Poison in History and Literature

Historically speaking, Lucrezia Borgia (1480-1519) is reputed to have handled poison skilfully. It was easy for Lucrezia to seduce men since she looked very sweet. She is described as having heavy blonde hair which fell past her knees, a beautiful complexion, hazel eyes which constantly changed colour and a natural grace which made her appear to "walk on air":  these were the physical attributes that were highly appreciated in Italy during that period. She had three husbands, who were chosen by her father and brother. She was accused of murders of which there was never evidence. It was rumoured that Lucrezia was in possession of a hollow ring that she used frequently to poison drinks. Lucrezia was also said to employ a chef and a poisoner (two separate people) full time to take care of her guests in the family dining parties.
In the history of mankind there have been numerous examples of male serial killers. Those murderers simply killed their victims with no apparent reason, that is, for the sake of doing it. This has not been the case as regards women. It seems that in order to kill, women always need a reason. Call it passion, revenge or self-defence, the reason is always present
It also seems that when women kill they also do it in a very subtle way: they don't want their hands to get dirty so most of the times they use poison! Besides, poison has certain advantages for women: it is easy to get and no physical force or expert knowledge is needed to use it.
A strange case of "sexual poisoning" took place during the reign of Louis XIV in France. The king had a lover called Madame Vallière. Eager to get the king's exclusive atttention, another lady, Madame de Montespan, consulted the famous witch La Voisin (whose real name was Catherine Deshayes Monvoisin). La Voisin gave Montespan some magic love powders with aphrodisiac effects. As a result of this "sexual poisoning", Montespan became the king's favourite and got rid of Vallière but at the same time Louis' sexual appetite increased and he had to get two new lovers to satisify his sexual needs. 
One of these new mistresses, Madame Fonatges, mysteriously appeared dead in 1681. It is believed she died as a consequence a a black magic spell cast by La Voisin at the request of Montespan. The affaire des poisons or Affair of the Poisons was a murder scandal in France which launched a period of hysterical pursuit of murder suspects, during which a number of prominent people and members of the aristocracy were implicated and sentenced for poisoning and witchcraft. La Voisin said that de Montespan had bought aphrodisiacs and performed black masses with her in order to gain the king's favour. She had worked with a priest named Etienne Guibourg. There was no evidence beyond her confessions, but the bad reputation followed these people afterwards. Monvoisin was sentenced to death for witchcraft and poisoning, and burned at the stake on February 22, 1680. Montespan, however, was banished from the palace and continued her life unmolested afterwards. 
Poison has always inspired artists. In fiction it is worth mentioning the poisoned apple that SnowWhite is given by her stepmother disguised as a witch. In his short story The Landlady, Roald Dahl portrays an innocent-looking lady who uses arsenic to kill her victims, all of them handsome young boys. The landlady has an unusual hobby and this is to stuff all her pets when they "pass away".

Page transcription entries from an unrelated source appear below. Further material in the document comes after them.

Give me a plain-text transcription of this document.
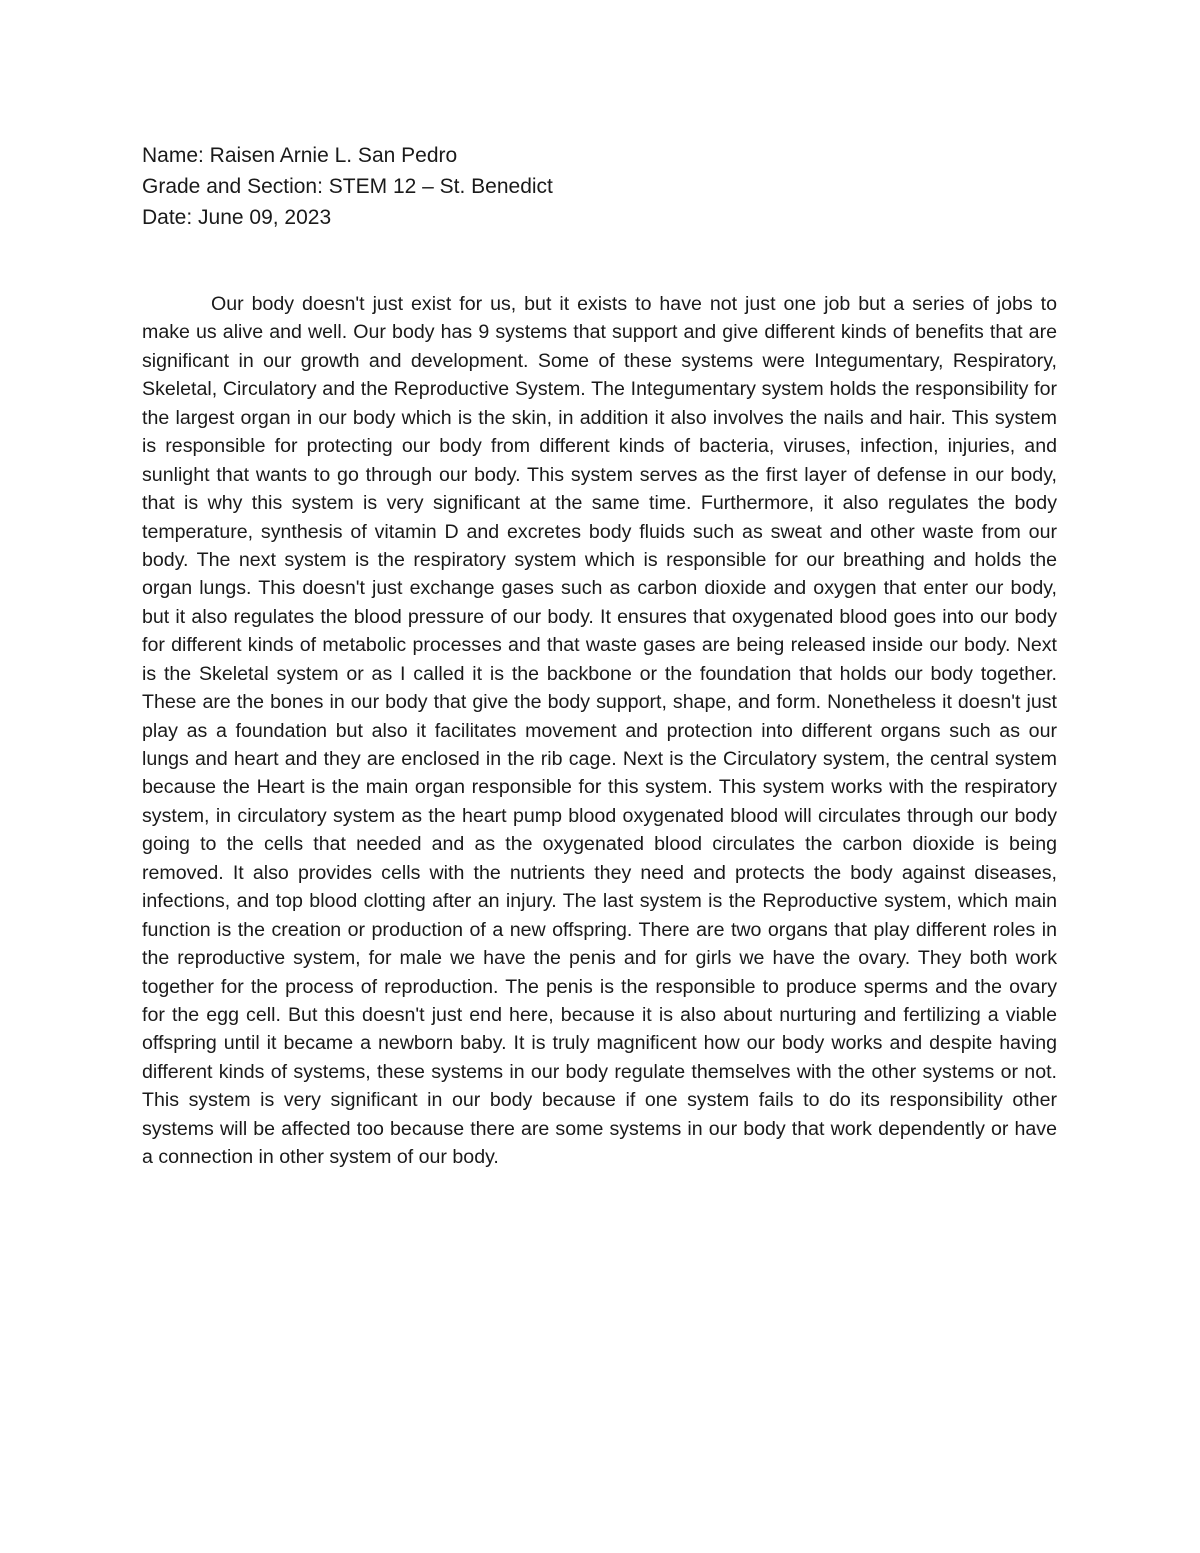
Name: Raisen Arnie L. San Pedro
Grade and Section: STEM 12 – St. Benedict
Date: June 09, 2023

Our body doesn't just exist for us, but it exists to have not just one job but a series of jobs to make us alive and well. Our body has 9 systems that support and give different kinds of benefits that are significant in our growth and development. Some of these systems were Integumentary, Respiratory, Skeletal, Circulatory and the Reproductive System. The Integumentary system holds the responsibility for the largest organ in our body which is the skin, in addition it also involves the nails and hair. This system is responsible for protecting our body from different kinds of bacteria, viruses, infection, injuries, and sunlight that wants to go through our body. This system serves as the first layer of defense in our body, that is why this system is very significant at the same time. Furthermore, it also regulates the body temperature, synthesis of vitamin D and excretes body fluids such as sweat and other waste from our body. The next system is the respiratory system which is responsible for our breathing and holds the organ lungs. This doesn't just exchange gases such as carbon dioxide and oxygen that enter our body, but it also regulates the blood pressure of our body. It ensures that oxygenated blood goes into our body for different kinds of metabolic processes and that waste gases are being released inside our body. Next is the Skeletal system or as I called it is the backbone or the foundation that holds our body together. These are the bones in our body that give the body support, shape, and form. Nonetheless it doesn't just play as a foundation but also it facilitates movement and protection into different organs such as our lungs and heart and they are enclosed in the rib cage. Next is the Circulatory system, the central system because the Heart is the main organ responsible for this system. This system works with the respiratory system, in circulatory system as the heart pump blood oxygenated blood will circulates through our body going to the cells that needed and as the oxygenated blood circulates the carbon dioxide is being removed. It also provides cells with the nutrients they need and protects the body against diseases, infections, and top blood clotting after an injury. The last system is the Reproductive system, which main function is the creation or production of a new offspring. There are two organs that play different roles in the reproductive system, for male we have the penis and for girls we have the ovary. They both work together for the process of reproduction. The penis is the responsible to produce sperms and the ovary for the egg cell. But this doesn't just end here, because it is also about nurturing and fertilizing a viable offspring until it became a newborn baby. It is truly magnificent how our body works and despite having different kinds of systems, these systems in our body regulate themselves with the other systems or not. This system is very significant in our body because if one system fails to do its responsibility other systems will be affected too because there are some systems in our body that work dependently or have a connection in other system of our body.
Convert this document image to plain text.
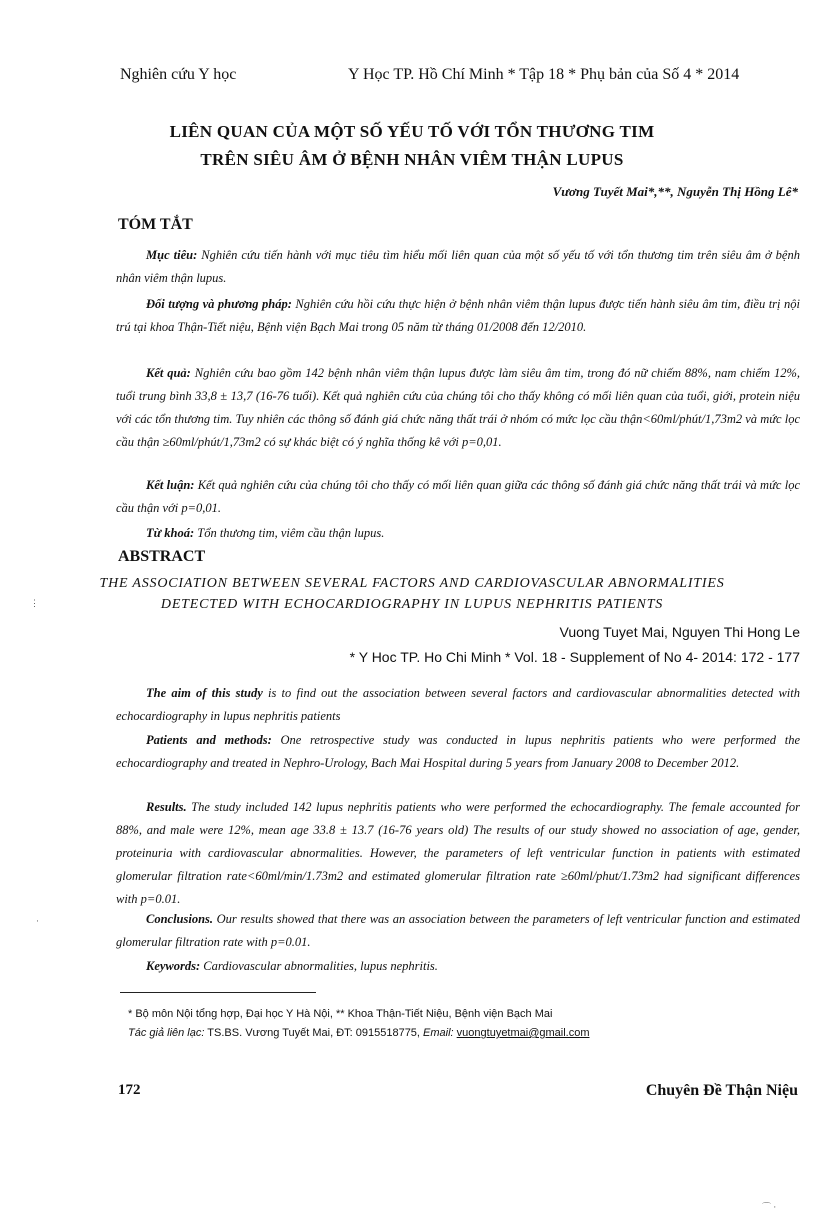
Nghiên cứu Y học	Y Học TP. Hồ Chí Minh * Tập 18 * Phụ bản của Số 4 * 2014
LIÊN QUAN CỦA MỘT SỐ YẾU TỐ VỚI TỔN THƯƠNG TIM
TRÊN SIÊU ÂM Ở BỆNH NHÂN VIÊM THẬN LUPUS
Vương Tuyết Mai*,**, Nguyễn Thị Hồng Lê*
TÓM TẮT
Mục tiêu: Nghiên cứu tiến hành với mục tiêu tìm hiểu mối liên quan của một số yếu tố với tổn thương tim trên siêu âm ở bệnh nhân viêm thận lupus.
Đối tượng và phương pháp: Nghiên cứu hồi cứu thực hiện ở bệnh nhân viêm thận lupus được tiến hành siêu âm tim, điều trị nội trú tại khoa Thận-Tiết niệu, Bệnh viện Bạch Mai trong 05 năm từ tháng 01/2008 đến 12/2010.
Kết quả: Nghiên cứu bao gồm 142 bệnh nhân viêm thận lupus được làm siêu âm tim, trong đó nữ chiếm 88%, nam chiếm 12%, tuổi trung bình 33,8 ± 13,7 (16-76 tuổi). Kết quả nghiên cứu của chúng tôi cho thấy không có mối liên quan của tuổi, giới, protein niệu với các tổn thương tim. Tuy nhiên các thông số đánh giá chức năng thất trái ở nhóm có mức lọc cầu thận<60ml/phút/1,73m2 và mức lọc cầu thận ≥60ml/phút/1,73m2 có sự khác biệt có ý nghĩa thống kê với p=0,01.
Kết luận: Kết quả nghiên cứu của chúng tôi cho thấy có mối liên quan giữa các thông số đánh giá chức năng thất trái và mức lọc cầu thận với p=0,01.
Từ khoá: Tổn thương tim, viêm cầu thận lupus.
ABSTRACT
THE ASSOCIATION BETWEEN SEVERAL FACTORS AND CARDIOVASCULAR ABNORMALITIES
DETECTED WITH ECHOCARDIOGRAPHY IN LUPUS NEPHRITIS PATIENTS
Vuong Tuyet Mai, Nguyen Thi Hong Le
* Y Hoc TP. Ho Chi Minh * Vol. 18 - Supplement of No 4- 2014: 172 - 177
The aim of this study is to find out the association between several factors and cardiovascular abnormalities detected with echocardiography in lupus nephritis patients
Patients and methods: One retrospective study was conducted in lupus nephritis patients who were performed the echocardiography and treated in Nephro-Urology, Bach Mai Hospital during 5 years from January 2008 to December 2012.
Results. The study included 142 lupus nephritis patients who were performed the echocardiography. The female accounted for 88%, and male were 12%, mean age 33.8 ± 13.7 (16-76 years old) The results of our study showed no association of age, gender, proteinuria with cardiovascular abnormalities. However, the parameters of left ventricular function in patients with estimated glomerular filtration rate<60ml/min/1.73m2 and estimated glomerular filtration rate ≥60ml/phut/1.73m2 had significant differences with p=0.01.
Conclusions. Our results showed that there was an association between the parameters of left ventricular function and estimated glomerular filtration rate with p=0.01.
Keywords: Cardiovascular abnormalities, lupus nephritis.
* Bộ môn Nội tổng hợp, Đại học Y Hà Nội, ** Khoa Thận-Tiết Niệu, Bệnh viện Bạch Mai
Tác giả liên lạc: TS.BS. Vương Tuyết Mai, ĐT: 0915518775, Email: vuongtuyetmai@gmail.com
172	Chuyên Đề Thận Niệu
⋮
·
⌒ ·
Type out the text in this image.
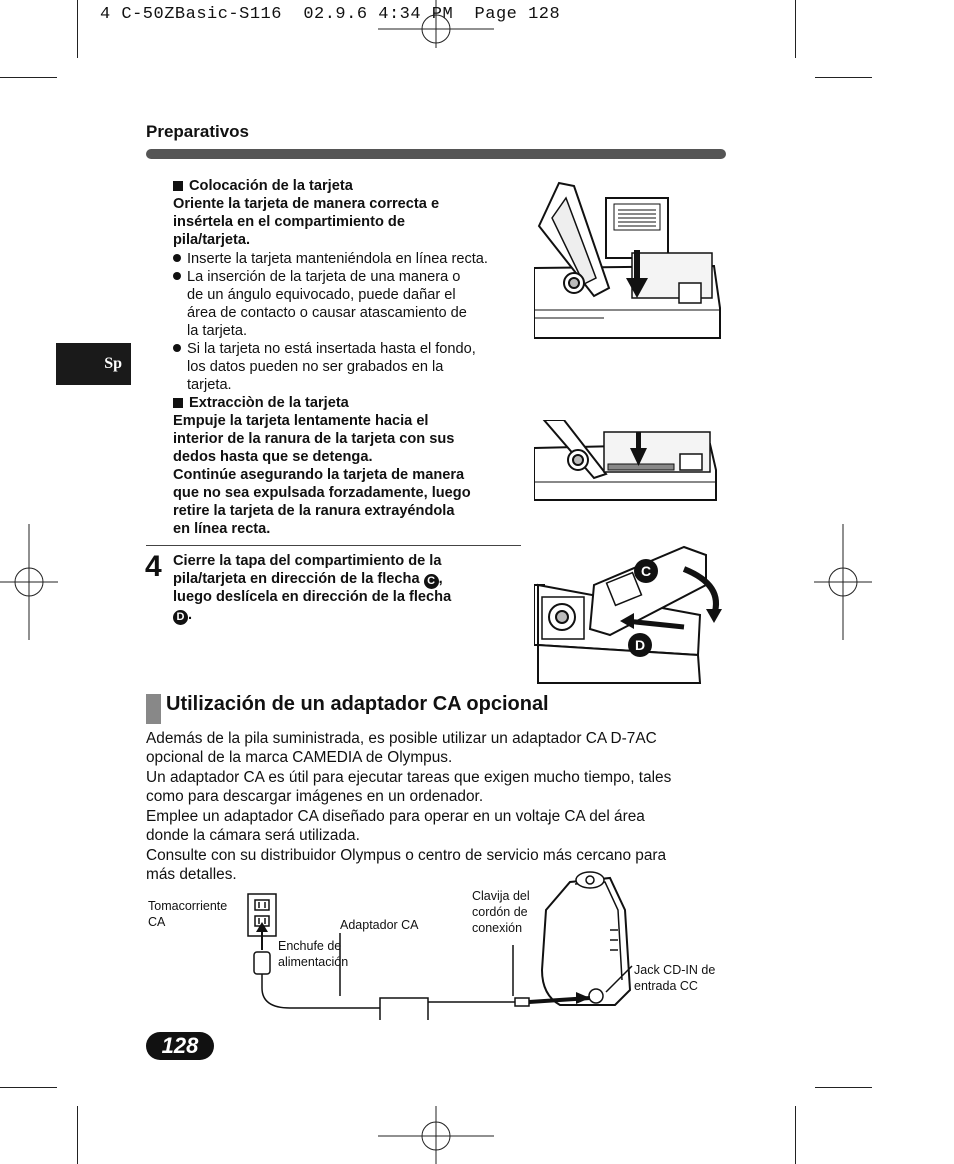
4 C-50ZBasic-S116  02.9.6 4:34 PM  Page 128
Preparativos
Sp
Colocación de la tarjeta
Oriente la tarjeta de manera correcta e
insértela en el compartimiento de
pila/tarjeta.
Inserte la tarjeta manteniéndola en línea recta.
La inserción de la tarjeta de una manera o
de un ángulo equivocado, puede dañar el
área de contacto o causar atascamiento de
la tarjeta.
Si la tarjeta no está insertada hasta el fondo,
los datos pueden no ser grabados en la
tarjeta.
Extracciòn de la tarjeta
Empuje la tarjeta lentamente hacia el
interior de la ranura de la tarjeta con sus
dedos hasta que se detenga.
Continúe asegurando la tarjeta de manera
que no sea expulsada forzadamente, luego
retire la tarjeta de la ranura extrayéndola
en línea recta.
4 Cierre la tapa del compartimiento de la
pila/tarjeta en dirección de la flecha C ,
luego deslícela en dirección de la flecha
D .
C
D
Utilización de un adaptador CA opcional
Además de la pila suministrada, es posible utilizar un adaptador CA D-7AC
opcional de la marca CAMEDIA de Olympus.
Un adaptador CA es útil para ejecutar tareas que exigen mucho tiempo, tales
como para descargar imágenes en un ordenador.
Emplee un adaptador CA diseñado para operar en un voltaje CA del área
donde la cámara será utilizada.
Consulte con su distribuidor Olympus o centro de servicio más cercano para
más detalles.
Tomacorriente
CA
Enchufe de
alimentación
Adaptador CA
Clavija del
cordón de
conexión
Jack CD-IN de
entrada CC
128
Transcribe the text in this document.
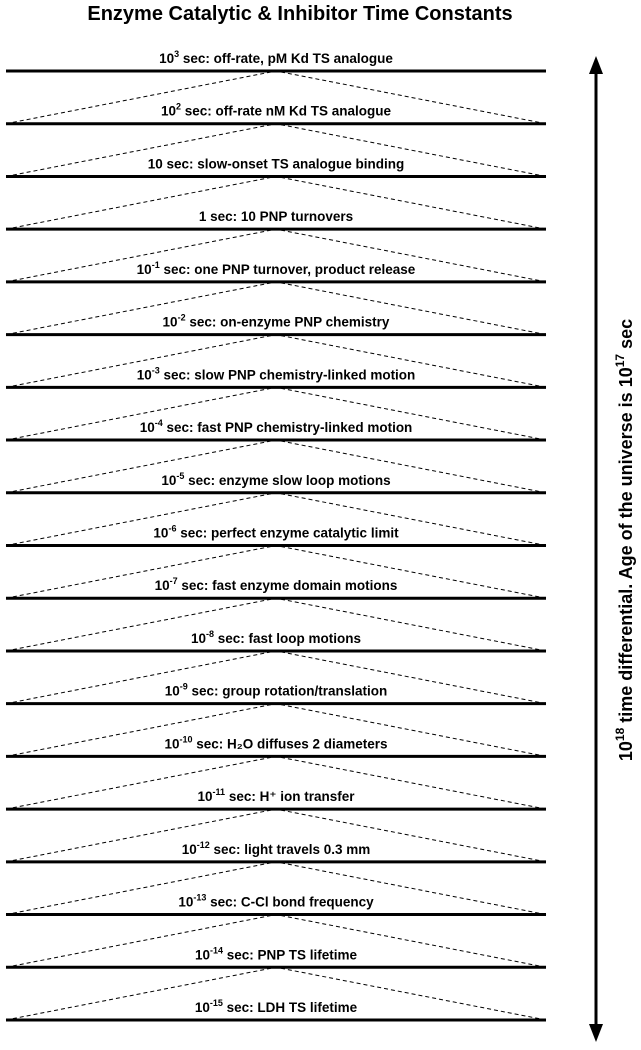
Enzyme Catalytic & Inhibitor Time Constants
$10^3$ sec: off-rate, pM Kd TS analogue
$10^2$ sec: off-rate nM Kd TS analogue
10 sec: slow-onset TS analogue binding
1 sec: 10 PNP turnovers
$10^{-1}$ sec: one PNP turnover, product release
$10^{-2}$ sec: on-enzyme PNP chemistry
$10^{-3}$ sec: slow PNP chemistry-linked motion
$10^{-4}$ sec: fast PNP chemistry-linked motion
$10^{-5}$ sec: enzyme slow loop motions
$10^{-6}$ sec: perfect enzyme catalytic limit
$10^{-7}$ sec: fast enzyme domain motions
$10^{-8}$ sec: fast loop motions
$10^{-9}$ sec: group rotation/translation
$10^{-10}$ sec: H₂O diffuses 2 diameters
$10^{-11}$ sec: H⁺ ion transfer
$10^{-12}$ sec: light travels 0.3 mm
$10^{-13}$ sec: C-Cl bond frequency
$10^{-14}$ sec: PNP TS lifetime
$10^{-15}$ sec: LDH TS lifetime
$10^{18}$ time differential. Age of the universe is $10^{17}$ sec
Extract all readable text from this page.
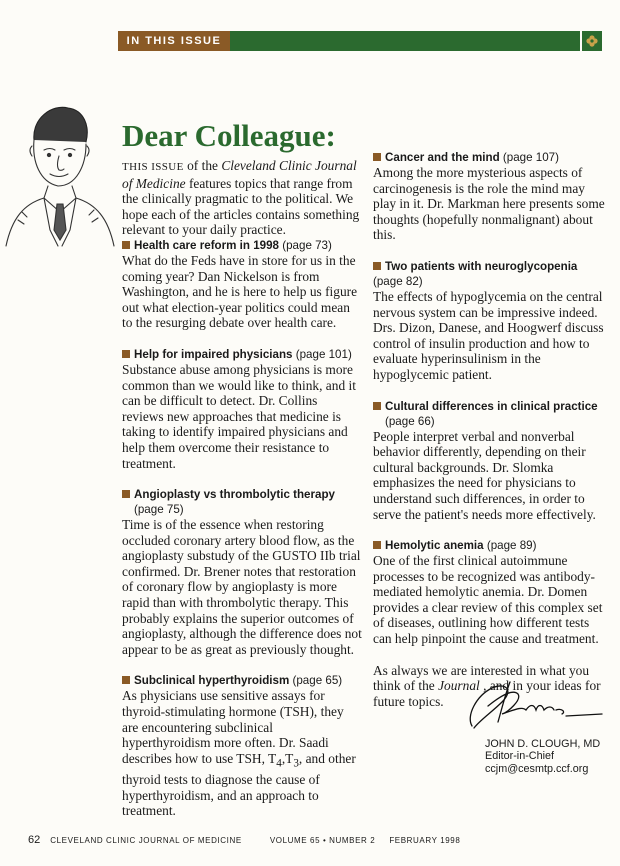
IN THIS ISSUE
Dear Colleague:

THIS ISSUE of the Cleveland Clinic Journal of Medicine features topics that range from the clinically pragmatic to the political. We hope each of the articles contains something relevant to your daily practice.

Health care reform in 1998 (page 73)

What do the Feds have in store for us in the coming year? Dan Nickelson is from Washington, and he is here to help us figure out what election-year politics could mean to the resurging debate over health care.

Help for impaired physicians (page 101)

Substance abuse among physicians is more common than we would like to think, and it can be difficult to detect. Dr. Collins reviews new approaches that medicine is taking to identify impaired physicians and help them overcome their resistance to treatment.

Angioplasty vs thrombolytic therapy
(page 75)

Time is of the essence when restoring occluded coronary artery blood flow, as the angioplasty substudy of the GUSTO IIb trial confirmed. Dr. Brener notes that restoration of coronary flow by angioplasty is more rapid than with thrombolytic therapy. This probably explains the superior outcomes of angioplasty, although the difference does not appear to be as great as previously thought.

Subclinical hyperthyroidism (page 65)

As physicians use sensitive assays for thyroid-stimulating hormone (TSH), they are encountering subclinical hyperthyroidism more often. Dr. Saadi describes how to use TSH, $T_4,T_3$, and other thyroid tests to diagnose the cause of hyperthyroidism, and an approach to treatment.

Cancer and the mind (page 107)

Among the more mysterious aspects of carcinogenesis is the role the mind may play in it. Dr. Markman here presents some thoughts (hopefully nonmalignant) about this.

Two patients with neuroglycopenia (page 82)

The effects of hypoglycemia on the central nervous system can be impressive indeed. Drs. Dizon, Danese, and Hoogwerf discuss control of insulin production and how to evaluate hyperinsulinism in the hypoglycemic patient.

Cultural differences in clinical practice
(page 66)

People interpret verbal and nonverbal behavior differently, depending on their cultural backgrounds. Dr. Slomka emphasizes the need for physicians to understand such differences, in order to serve the patient's needs more effectively.

Hemolytic anemia (page 89)

One of the first clinical autoimmune processes to be recognized was antibody-mediated hemolytic anemia. Dr. Domen provides a clear review of this complex set of diseases, outlining how different tests can help pinpoint the cause and treatment.

As always we are interested in what you think of the Journal , and in your ideas for future topics.

JOHN D. CLOUGH, MD
Editor-in-Chief
ccjm@cesmtp.ccf.org
62 CLEVELAND CLINIC JOURNAL OF MEDICINE	VOLUME 65 • NUMBER 2 FEBRUARY 1998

Many years later, during the First World War, Agatha Christie worked in a hospital, where she acquired the detailed knowledge about poison that was going to be so useful for her to write her detective novels. It is believed that the poison most frequently used by Agatha in her works was arsenic. Agatha married Archibald Christie in 1914. In 1926 came a great shock when Archie told her he had fallen in love with another woman and wanted to leave her. Instead of killing her husband by using poison, Agatha chose to disappear for some days, When she was found, she alleged having lost her memory but the truth about her disappearance was never discovered. Agatha later married archaeologist Sir Max Mallowan, who was fourteen years younger than her. Their marriage was happy in the early years, and endured despite Mallowan's many affairs in later life, notably with Barbara Parker, whom he married in 1977, the year after Christie's death.